Hey everyone! I'm a native of eastern OH, recently have moved to Dayton for work. A couple weeks ago, I fished the upper sections of the Mad (West Liberty area) with a buddy of mine. I caught several nice trout that day, but one in particular stood out to me. The ones I caught previously were great fish, but had duller colors and slightly misshapen fins, as one would expect from a hatchery. But this one was pretty interesting. Perfect fins with red spots and red tail ends. Fought twice as hard as the rest of them too. I've fly fished all over PA, New York, Maryland, West Virginia, and Michigan for wild browns for over a decade, I'd like to think I know one when I see one. And I don't know what else to call this one. I know _some_ fish are naturally reproduced in the Mad, but does anyone here agree with my sentiment that this one was born in the river?


----------



## rickerd (Jul 16, 2008)

Hard to tell in the photograph the true color. The sharp edges on fins and tail I am told, tells the story of it probably being wild. I would believe it to be wild.

Rickerd
Though someone might get on here and say, a wild trout wouldn't let you catch it!


----------



## 18inchBrown (May 1, 2016)

I understand that Brown trout can't keep their redds(?) on the Mad because they get washed out by the periodic high water. Look now at the flow in Urbana. It jumped 300% in a day. I don't know if this is true always? Do hold overs become more colorful?

The current is swift in most places in the Mad? There are some areas of milder flow up near West Liberty where you went. Once when I was fishing by the Millerstown Rd bridge, I caught a 3 " colorful Brown trout. I thought the same thing you did. It was born here. If you look at some posts I made last fall/winter on what are you catching you will see some colorful trout. Tom Allen from Trout Unlimited(Madmen) would be able to answer this.

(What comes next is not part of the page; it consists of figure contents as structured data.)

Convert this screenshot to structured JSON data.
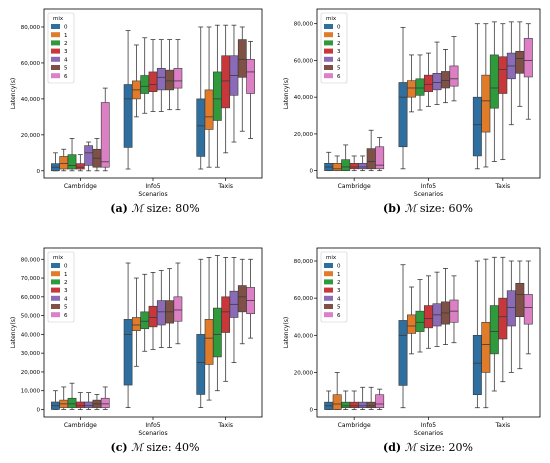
{
  "colors": [
    "#2f6f9f",
    "#e07b2a",
    "#2e9a3c",
    "#c8373a",
    "#8b6bb8",
    "#7f5146",
    "#dc7fc4"
  ],
  "legend_title": "mix",
  "legend_items": [
    "0",
    "1",
    "2",
    "3",
    "4",
    "5",
    "6"
  ],
  "chart_data": [
    {
      "type": "box",
      "caption": {
        "label": "(a)",
        "symbol": "ℳ",
        "text": "size: 80%"
      },
      "xlabel": "Scenarios",
      "ylabel": "Latency(s)",
      "categories": [
        "Cambridge",
        "Info5",
        "Taxis"
      ],
      "ylim": [
        -4000,
        90000
      ],
      "yticks": [
        0,
        20000,
        40000,
        60000,
        80000
      ],
      "ytick_labels": [
        "0",
        "20,000",
        "40,000",
        "60,000",
        "80,000"
      ],
      "legend_position": "top-left",
      "series": [
        {
          "name": "0",
          "boxes": [
            [
              0,
              0,
              2000,
              4000,
              10000
            ],
            [
              1000,
              13000,
              40000,
              48000,
              78000
            ],
            [
              1000,
              8000,
              25000,
              40000,
              80000
            ]
          ]
        },
        {
          "name": "1",
          "boxes": [
            [
              0,
              1000,
              4000,
              8000,
              12000
            ],
            [
              30000,
              40000,
              45000,
              50000,
              70000
            ],
            [
              2000,
              23000,
              30000,
              45000,
              80000
            ]
          ]
        },
        {
          "name": "2",
          "boxes": [
            [
              0,
              1000,
              3000,
              9000,
              18000
            ],
            [
              32000,
              43000,
              47000,
              53000,
              74000
            ],
            [
              2000,
              28000,
              40000,
              55000,
              81000
            ]
          ]
        },
        {
          "name": "3",
          "boxes": [
            [
              0,
              1000,
              2000,
              4000,
              9000
            ],
            [
              33000,
              44000,
              48000,
              55000,
              73000
            ],
            [
              10000,
              35000,
              50000,
              64000,
              81000
            ]
          ]
        },
        {
          "name": "4",
          "boxes": [
            [
              0,
              3000,
              10000,
              14000,
              16000
            ],
            [
              33000,
              45000,
              52000,
              57000,
              73000
            ],
            [
              16000,
              42000,
              53000,
              64000,
              81000
            ]
          ]
        },
        {
          "name": "5",
          "boxes": [
            [
              0,
              2000,
              7000,
              12000,
              18000
            ],
            [
              34000,
              45000,
              50000,
              56000,
              73000
            ],
            [
              22000,
              52000,
              62000,
              73000,
              80000
            ]
          ]
        },
        {
          "name": "6",
          "boxes": [
            [
              0,
              2000,
              5000,
              38000,
              46000
            ],
            [
              34000,
              46000,
              50000,
              57000,
              73000
            ],
            [
              18000,
              43000,
              55000,
              62000,
              72000
            ]
          ]
        }
      ]
    },
    {
      "type": "box",
      "caption": {
        "label": "(b)",
        "symbol": "ℳ",
        "text": "size: 60%"
      },
      "xlabel": "Scenarios",
      "ylabel": "Latency(s)",
      "categories": [
        "Cambridge",
        "Info5",
        "Taxis"
      ],
      "ylim": [
        -4000,
        88000
      ],
      "yticks": [
        0,
        20000,
        40000,
        60000,
        80000
      ],
      "ytick_labels": [
        "0",
        "20,000",
        "40,000",
        "60,000",
        "80,000"
      ],
      "legend_position": "top-left",
      "series": [
        {
          "name": "0",
          "boxes": [
            [
              0,
              0,
              2000,
              4000,
              10000
            ],
            [
              1000,
              13000,
              40000,
              48000,
              78000
            ],
            [
              1000,
              8000,
              25000,
              40000,
              80000
            ]
          ]
        },
        {
          "name": "1",
          "boxes": [
            [
              0,
              0,
              1000,
              4000,
              8000
            ],
            [
              32000,
              40000,
              45000,
              49000,
              63000
            ],
            [
              2000,
              21000,
              38000,
              52000,
              80000
            ]
          ]
        },
        {
          "name": "2",
          "boxes": [
            [
              0,
              0,
              2000,
              6000,
              14000
            ],
            [
              33000,
              41000,
              45000,
              50000,
              63000
            ],
            [
              5000,
              34000,
              45000,
              63000,
              81000
            ]
          ]
        },
        {
          "name": "3",
          "boxes": [
            [
              0,
              1000,
              2000,
              4000,
              8000
            ],
            [
              35000,
              43000,
              47000,
              52000,
              64000
            ],
            [
              6000,
              42000,
              55000,
              62000,
              80000
            ]
          ]
        },
        {
          "name": "4",
          "boxes": [
            [
              0,
              1000,
              2000,
              4000,
              8000
            ],
            [
              36000,
              44000,
              48000,
              53000,
              70000
            ],
            [
              25000,
              50000,
              57000,
              64000,
              81000
            ]
          ]
        },
        {
          "name": "5",
          "boxes": [
            [
              0,
              1000,
              5000,
              12000,
              22000
            ],
            [
              37000,
              45000,
              49000,
              54000,
              66000
            ],
            [
              35000,
              53000,
              61000,
              65000,
              81000
            ]
          ]
        },
        {
          "name": "6",
          "boxes": [
            [
              0,
              1000,
              3000,
              13000,
              18000
            ],
            [
              38000,
              46000,
              50000,
              57000,
              73000
            ],
            [
              28000,
              51000,
              60000,
              72000,
              80000
            ]
          ]
        }
      ]
    },
    {
      "type": "box",
      "caption": {
        "label": "(c)",
        "symbol": "ℳ",
        "text": "size: 40%"
      },
      "xlabel": "Scenarios",
      "ylabel": "Latency(s)",
      "categories": [
        "Cambridge",
        "Info5",
        "Taxis"
      ],
      "ylim": [
        -4000,
        86000
      ],
      "yticks": [
        0,
        10000,
        20000,
        30000,
        40000,
        50000,
        60000,
        70000,
        80000
      ],
      "ytick_labels": [
        "0",
        "10,000",
        "20,000",
        "30,000",
        "40,000",
        "50,000",
        "60,000",
        "70,000",
        "80,000"
      ],
      "legend_position": "top-left",
      "series": [
        {
          "name": "0",
          "boxes": [
            [
              0,
              0,
              2000,
              4000,
              10000
            ],
            [
              1000,
              13000,
              40000,
              48000,
              78000
            ],
            [
              1000,
              8000,
              25000,
              40000,
              80000
            ]
          ]
        },
        {
          "name": "1",
          "boxes": [
            [
              0,
              1000,
              3000,
              5000,
              12000
            ],
            [
              23000,
              42000,
              45000,
              49000,
              70000
            ],
            [
              5000,
              24000,
              38000,
              48000,
              81000
            ]
          ]
        },
        {
          "name": "2",
          "boxes": [
            [
              0,
              1000,
              3000,
              6000,
              14000
            ],
            [
              31000,
              43000,
              47000,
              52000,
              72000
            ],
            [
              10000,
              28000,
              40000,
              54000,
              82000
            ]
          ]
        },
        {
          "name": "3",
          "boxes": [
            [
              0,
              1000,
              2000,
              4000,
              9000
            ],
            [
              32000,
              44000,
              49000,
              55000,
              73000
            ],
            [
              15000,
              41000,
              52000,
              60000,
              81000
            ]
          ]
        },
        {
          "name": "4",
          "boxes": [
            [
              0,
              1000,
              2000,
              4000,
              9000
            ],
            [
              33000,
              45000,
              52000,
              58000,
              74000
            ],
            [
              25000,
              49000,
              56000,
              63000,
              81000
            ]
          ]
        },
        {
          "name": "5",
          "boxes": [
            [
              0,
              1000,
              3000,
              5000,
              8000
            ],
            [
              33000,
              46000,
              52000,
              58000,
              75000
            ],
            [
              35000,
              52000,
              60000,
              66000,
              80000
            ]
          ]
        },
        {
          "name": "6",
          "boxes": [
            [
              0,
              1000,
              3000,
              6000,
              12000
            ],
            [
              35000,
              47000,
              53000,
              60000,
              78000
            ],
            [
              38000,
              51000,
              58000,
              65000,
              80000
            ]
          ]
        }
      ]
    },
    {
      "type": "box",
      "caption": {
        "label": "(d)",
        "symbol": "ℳ",
        "text": "size: 20%"
      },
      "xlabel": "Scenarios",
      "ylabel": "Latency(s)",
      "categories": [
        "Cambridge",
        "Info5",
        "Taxis"
      ],
      "ylim": [
        -4000,
        87000
      ],
      "yticks": [
        0,
        20000,
        40000,
        60000,
        80000
      ],
      "ytick_labels": [
        "0",
        "20,000",
        "40,000",
        "60,000",
        "80,000"
      ],
      "legend_position": "top-left",
      "series": [
        {
          "name": "0",
          "boxes": [
            [
              0,
              0,
              2000,
              4000,
              10000
            ],
            [
              1000,
              13000,
              40000,
              48000,
              78000
            ],
            [
              1000,
              8000,
              25000,
              40000,
              80000
            ]
          ]
        },
        {
          "name": "1",
          "boxes": [
            [
              0,
              0,
              3000,
              8000,
              20000
            ],
            [
              30000,
              41000,
              45000,
              51000,
              66000
            ],
            [
              1000,
              20000,
              35000,
              47000,
              81000
            ]
          ]
        },
        {
          "name": "2",
          "boxes": [
            [
              0,
              1000,
              2000,
              4000,
              10000
            ],
            [
              31000,
              42000,
              47000,
              53000,
              70000
            ],
            [
              10000,
              30000,
              42000,
              56000,
              82000
            ]
          ]
        },
        {
          "name": "3",
          "boxes": [
            [
              0,
              1000,
              2000,
              4000,
              10000
            ],
            [
              33000,
              44000,
              49000,
              56000,
              72000
            ],
            [
              15000,
              38000,
              50000,
              60000,
              82000
            ]
          ]
        },
        {
          "name": "4",
          "boxes": [
            [
              0,
              1000,
              2000,
              4000,
              12000
            ],
            [
              34000,
              45000,
              51000,
              57000,
              74000
            ],
            [
              20000,
              45000,
              55000,
              64000,
              80000
            ]
          ]
        },
        {
          "name": "5",
          "boxes": [
            [
              0,
              1000,
              2000,
              4000,
              12000
            ],
            [
              35000,
              46000,
              52000,
              58000,
              76000
            ],
            [
              22000,
              50000,
              62000,
              68000,
              80000
            ]
          ]
        },
        {
          "name": "6",
          "boxes": [
            [
              0,
              1000,
              3000,
              8000,
              11000
            ],
            [
              36000,
              47000,
              53000,
              59000,
              72000
            ],
            [
              30000,
              46000,
              55000,
              62000,
              80000
            ]
          ]
        }
      ]
    }
  ]
}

One other thing, I have seen some big brownies, 2' with deep red heads and color and hooked jaws over the years. I suppose hatchery trout can do that after a few years.


----------



## Castwell (8 mo ago)

Based on it's size and very good health it is most likely a stocked fish from October 2020. Most are 8"-10" when the state releases them. Water looks like it has some color to it or she would have been much more vibrant as a holdover.


----------



## Kenlow1 (Jul 14, 2012)

Beautiful fish! I would say a native or possible holdover from earlier stockings? What did you catch it on?


----------



## trekker (Feb 18, 2013)

Stocker


----------



## WISH IT WAS YOU (Jul 25, 2006)

Likely a nice stocker but nice fish non the less


----------